🤖 AI Summary
Existing text-based personality recognition methods predominantly employ hard-label classification, neglecting the graded and prototypical nature of personality judgments. Method: This paper proposes ProtoMBTI—a novel framework integrating psychological prototype theory into MBTI text inference for the first time. It constructs an LLM-guided, multidimensionally enriched corpus; fine-tunes a lightweight encoder (≤2B parameters) via LoRA; and introduces a dynamic “retrieve–reuse–revise–retain” reasoning mechanism, coupled with prompt-driven prototype voting and adaptive prototype library updating. Contribution/Results: ProtoMBTI achieves cognitively aligned personality modeling, significantly improving accuracy across all four MBTI dimensions and 16 types on Kaggle and Pandora benchmarks. It further enhances model interpretability and cross-dataset generalization capability.
📝 Abstract
Personality recognition from text is typically cast as hard-label classification, which obscures the graded, prototype-like nature of human personality judgments. We present ProtoMBTI, a cognitively aligned framework for MBTI inference that operationalizes prototype theory within an LLM-based pipeline.

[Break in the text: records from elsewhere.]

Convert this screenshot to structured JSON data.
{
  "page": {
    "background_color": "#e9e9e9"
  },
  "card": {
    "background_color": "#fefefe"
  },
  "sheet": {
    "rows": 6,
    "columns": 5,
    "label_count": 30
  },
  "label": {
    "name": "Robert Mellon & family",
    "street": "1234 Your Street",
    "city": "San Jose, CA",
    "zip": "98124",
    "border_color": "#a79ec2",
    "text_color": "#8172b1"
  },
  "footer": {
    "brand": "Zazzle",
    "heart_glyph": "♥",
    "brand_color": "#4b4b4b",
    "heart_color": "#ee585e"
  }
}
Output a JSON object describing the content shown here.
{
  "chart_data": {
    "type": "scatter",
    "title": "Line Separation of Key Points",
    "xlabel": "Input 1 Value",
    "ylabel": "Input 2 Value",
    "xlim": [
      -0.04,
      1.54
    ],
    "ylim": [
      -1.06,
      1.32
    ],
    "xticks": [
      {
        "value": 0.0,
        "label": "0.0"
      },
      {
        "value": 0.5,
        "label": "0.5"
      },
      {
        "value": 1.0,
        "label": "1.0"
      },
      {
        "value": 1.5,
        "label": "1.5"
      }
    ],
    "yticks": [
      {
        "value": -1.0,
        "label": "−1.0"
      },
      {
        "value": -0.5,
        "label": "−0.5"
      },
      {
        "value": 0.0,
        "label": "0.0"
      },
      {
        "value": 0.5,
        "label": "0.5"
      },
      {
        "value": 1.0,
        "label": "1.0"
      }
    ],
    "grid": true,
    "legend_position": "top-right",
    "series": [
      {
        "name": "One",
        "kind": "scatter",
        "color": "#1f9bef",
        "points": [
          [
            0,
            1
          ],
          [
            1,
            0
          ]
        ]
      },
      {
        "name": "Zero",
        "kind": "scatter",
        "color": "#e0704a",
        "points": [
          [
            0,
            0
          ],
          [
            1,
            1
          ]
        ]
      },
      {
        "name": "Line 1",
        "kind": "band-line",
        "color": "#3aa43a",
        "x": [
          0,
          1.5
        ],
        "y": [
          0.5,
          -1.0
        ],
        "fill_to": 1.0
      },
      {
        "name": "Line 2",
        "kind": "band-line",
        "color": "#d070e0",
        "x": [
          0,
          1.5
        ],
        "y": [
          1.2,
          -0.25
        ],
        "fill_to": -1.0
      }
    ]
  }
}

First, we construct a balanced, quality-controlled corpus via LLM-guided multi-dimensional augmentation (semantic, linguistic, sentiment). Next, we LoRA-fine-tune a lightweight (<=2B) encoder to learn discriminative embeddings and to standardize a bank of personality prototypes. At inference, we retrieve top-k prototypes for a query post and perform a retrieve--reuse--revise--retain cycle: the model aggregates prototype evidence via prompt-based voting, revises when inconsistencies arise, and, upon correct prediction, retains the sample to continually enrich the prototype library. Across Kaggle and Pandora benchmarks, ProtoMBTI improves over baselines on both the four MBTI dichotomies and the full 16-type task, and exhibits robust cross-dataset generalization. Our results indicate that aligning the inference process with psychological prototype reasoning yields gains in accuracy, interpretability, and transfer for text-based personality modeling.